Coca-Cola tiene una visión diferente de lo que la gente llama adicción. “Los alimentos y las bebidas, como el chocolate, por ejemplo, pueden desencadenar lo que los científicos llaman ‘centros de recompensa’ en el cerebro, pero también pueden hacerlo otras cosas como la música o la risa”, dijo Daphne Dickerson, portavoz de Coca-Cola. “No es lo mismo consumir alimentos y bebidas que tengan buen sabor y que disfrutes, que ser adicto a ellos”.

Otros estudios han vinculado los refrescos de dieta con accidentes cerebrovasculares y demencia, diabetes y síndrome metabólicocaries dentales, así como calambres abdominales, diarrea, alucinaciones, dolores de cabeza, dolor en las articulaciones y náuseas. Pero los médicos no saben si se debe al aspartame, la sacarina o algo más. ¿Tal vez estos consumidores simplemente llevan vidas poco saludables? Los adictos, como yo, se aferran a esa ambigüedad, junto con el hecho de que la Administración de Alimentos y Medicamentos de Estados Unidos le ha dado su aprobación al edulcorante artificial.

Solo di que no

Entonces, ¿cómo es que algunas personas han logrado acabar con esta adicción?

En septiembre de 2020, a Mindy Beller, de 58 años, editora técnica de una empresa de consultoría medioambiental en Asheville, Carolina del Norte, le diagnosticaron cáncer de mama. Tenía un hábito que incluía ocho latas de Coca-Cola Zero al día y no lo dejó sino hasta después de la cirugía, cuando los médicos detectaron más presencia de cáncer y se dio cuenta de que tendría que someterse a quimioterapia. (Aunque los refrescos dietéticos no se han relacionado de forma concluyente con el cáncer, ella decidió evitar los alimentos poco saludables). Beller utilizó la aplicación Quitzilla, un contador de sobriedad y eliminador de hábitos, que registraba su progreso. “Cada vez que tenía un antojo, el solo hecho de mirar la aplicación hacía algo bueno en mi cerebro”, dijo. No tuvo muchos efectos secundarios físicos, pero anhelaba la bebida. Ella le da crédito a la aplicación por ayudarla a dejar los refrescos.

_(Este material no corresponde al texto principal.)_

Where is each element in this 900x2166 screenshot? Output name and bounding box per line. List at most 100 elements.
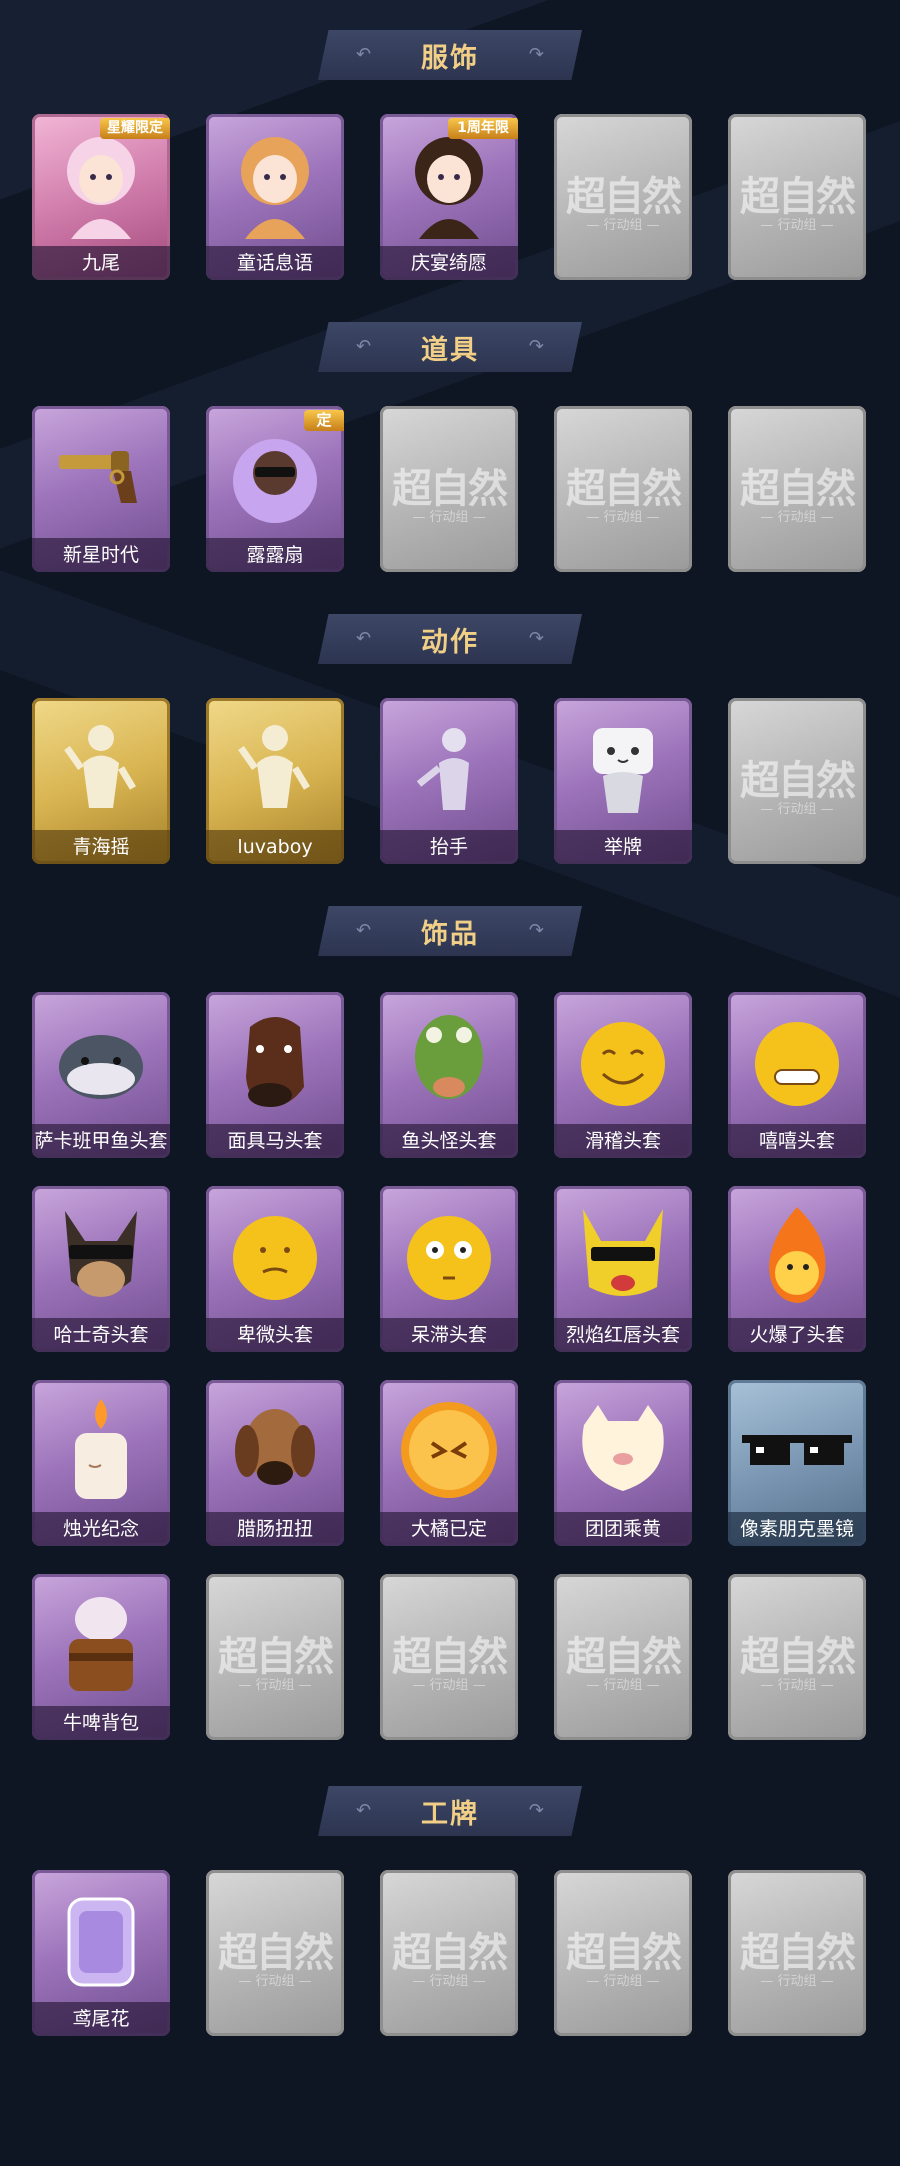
locked-slot-card[interactable]: 超自然 — 行动组 — [206,1870,344,2036]
item-card[interactable]: 星耀限定九尾 [32,114,170,280]
item-card[interactable]: 定露露扇 [206,406,344,572]
item-card[interactable]: 大橘已定 [380,1380,518,1546]
swirl-right-icon: ↷ [528,44,544,65]
raise-hand-icon [394,712,504,824]
dazed-face-icon [394,1200,504,1312]
cat-plush-icon [568,1394,678,1506]
item-card[interactable]: 鸢尾花 [32,1870,170,2036]
item-label: 团团乘黄 [554,1512,692,1546]
item-label: 新星时代 [32,538,170,572]
pikachu-head-icon [568,1200,678,1312]
item-label: 嘻嘻头套 [728,1124,866,1158]
item-label: 呆滞头套 [380,1318,518,1352]
item-label: 滑稽头套 [554,1124,692,1158]
swirl-left-icon: ↶ [356,44,372,65]
section-title: 服饰 [421,42,479,74]
grin-face-icon [742,1006,852,1118]
item-label: 像素朋克墨镜 [728,1512,866,1546]
item-card[interactable]: 抬手 [380,698,518,864]
locked-slot-card[interactable]: 超自然 — 行动组 — [380,1574,518,1740]
section-title: 动作 [421,626,479,658]
fairytale-girl-portrait-icon [220,128,330,240]
limited-ribbon: 星耀限定 [100,118,170,139]
item-card[interactable]: 童话息语 [206,114,344,280]
item-card[interactable]: 面具马头套 [206,992,344,1158]
dachshund-icon [220,1394,330,1506]
placeholder-subtitle: — 行动组 — [238,1974,312,1989]
section-banner: ↶ 工牌 ↷ [318,1786,582,1836]
item-card[interactable]: 举牌 [554,698,692,864]
item-card[interactable]: 像素朋克墨镜 [728,1380,866,1546]
locked-slot-card[interactable]: 超自然 — 行动组 — [554,114,692,280]
item-card[interactable]: 卑微头套 [206,1186,344,1352]
item-card[interactable]: 鱼头怪头套 [380,992,518,1158]
item-card[interactable]: luvaboy [206,698,344,864]
section-banner: ↶ 动作 ↷ [318,614,582,664]
locked-slot-card[interactable]: 超自然 — 行动组 — [554,1870,692,2036]
placeholder-subtitle: — 行动组 — [238,1678,312,1693]
lulu-fan-icon [220,420,330,532]
section-title: 道具 [421,334,479,366]
item-label: 青海摇 [32,830,170,864]
locked-slot-card[interactable]: 超自然 — 行动组 — [728,1574,866,1740]
item-card[interactable]: 滑稽头套 [554,992,692,1158]
locked-slot-card[interactable]: 超自然 — 行动组 — [728,114,866,280]
humble-face-icon [220,1200,330,1312]
limited-ribbon: 1周年限 [448,118,518,139]
item-label: 哈士奇头套 [32,1318,170,1352]
locked-slot-card[interactable]: 超自然 — 行动组 — [554,406,692,572]
nine-tails-portrait-icon [46,128,156,240]
funny-face-icon [568,1006,678,1118]
placeholder-subtitle: — 行动组 — [412,510,486,525]
candle-icon [46,1394,156,1506]
item-label: 九尾 [32,246,170,280]
orange-slice-icon [394,1394,504,1506]
swirl-left-icon: ↶ [356,920,372,941]
item-card[interactable]: 萨卡班甲鱼头套 [32,992,170,1158]
item-label: 面具马头套 [206,1124,344,1158]
locked-slot-card[interactable]: 超自然 — 行动组 — [554,1574,692,1740]
placeholder-subtitle: — 行动组 — [760,1678,834,1693]
dance-figure-icon [220,712,330,824]
item-label: 举牌 [554,830,692,864]
item-label: 火爆了头套 [728,1318,866,1352]
item-label: 萨卡班甲鱼头套 [32,1124,170,1158]
locked-slot-card[interactable]: 超自然 — 行动组 — [728,698,866,864]
placeholder-subtitle: — 行动组 — [760,218,834,233]
item-label: luvaboy [206,830,344,864]
section-banner: ↶ 道具 ↷ [318,322,582,372]
item-label: 鸢尾花 [32,2002,170,2036]
item-card[interactable]: 牛啤背包 [32,1574,170,1740]
item-card[interactable]: 嘻嘻头套 [728,992,866,1158]
item-card[interactable]: 呆滞头套 [380,1186,518,1352]
item-card[interactable]: 青海摇 [32,698,170,864]
hold-sign-icon [568,712,678,824]
item-card[interactable]: 1周年限 庆宴绮愿 [380,114,518,280]
locked-slot-card[interactable]: 超自然 — 行动组 — [206,1574,344,1740]
swirl-right-icon: ↷ [528,920,544,941]
item-card[interactable]: 哈士奇头套 [32,1186,170,1352]
section-title: 饰品 [421,918,479,950]
section-banner: ↶ 服饰 ↷ [318,30,582,80]
locked-slot-card[interactable]: 超自然 — 行动组 — [728,1870,866,2036]
item-label: 童话息语 [206,246,344,280]
placeholder-subtitle: — 行动组 — [586,510,660,525]
item-card[interactable]: 烈焰红唇头套 [554,1186,692,1352]
placeholder-subtitle: — 行动组 — [586,1974,660,1989]
item-label: 抬手 [380,830,518,864]
item-label: 烈焰红唇头套 [554,1318,692,1352]
limited-ribbon: 定 [304,410,344,431]
item-card[interactable]: 腊肠扭扭 [206,1380,344,1546]
item-label: 烛光纪念 [32,1512,170,1546]
placeholder-subtitle: — 行动组 — [760,1974,834,1989]
swirl-right-icon: ↷ [528,628,544,649]
locked-slot-card[interactable]: 超自然 — 行动组 — [728,406,866,572]
item-card[interactable]: 烛光纪念 [32,1380,170,1546]
locked-slot-card[interactable]: 超自然 — 行动组 — [380,406,518,572]
locked-slot-card[interactable]: 超自然 — 行动组 — [380,1870,518,2036]
item-card[interactable]: 新星时代 [32,406,170,572]
item-label: 露露扇 [206,538,344,572]
section-banner: ↶ 饰品 ↷ [318,906,582,956]
item-card[interactable]: 团团乘黄 [554,1380,692,1546]
item-card[interactable]: 火爆了头套 [728,1186,866,1352]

Medina dejó de beber refrescos en junio de 2019 después de que su cuñada, con quien tenía una vieja apuesta, dejó de fumar. Ella se sintió culpable de no haber cumplido con su parte de la apuesta, por lo que cuando fue al McDonalds les pidió que pusieran mucho hielo en su vaso de Diet Coke diluyendo así el refresco. Poco a poco, le empezó a gustar esa versión, lo que la ayudó a reducir por completo. Dice que, desde que dejó los refrescos, ya no anhela el consumo de azúcar o alcohol y su fibromialgia ha mejorado.

Mientras escribo estas líneas, estoy en el día 41. La dejé de repente, pero no me consideraría un éxito de la noche a la mañana porque los primeros días fueron duros. La cabeza me palpitaba por la abstinencia de cafeína y vivía a base de Tylenol. Cuando trabajaba, solía tener siempre una lata de refresco y no podía concentrarme sin ella.

Sin embargo, pienso continuar. El estómago me duele menos, mi gusto por lo dulce no es tan persistente y estoy bastante satisfecha conmigo misma: modifiqué un hábito de toda la vida. Si puedo hacer esto, puedo hacer cualquier cosa… aunque me tarde 40 años.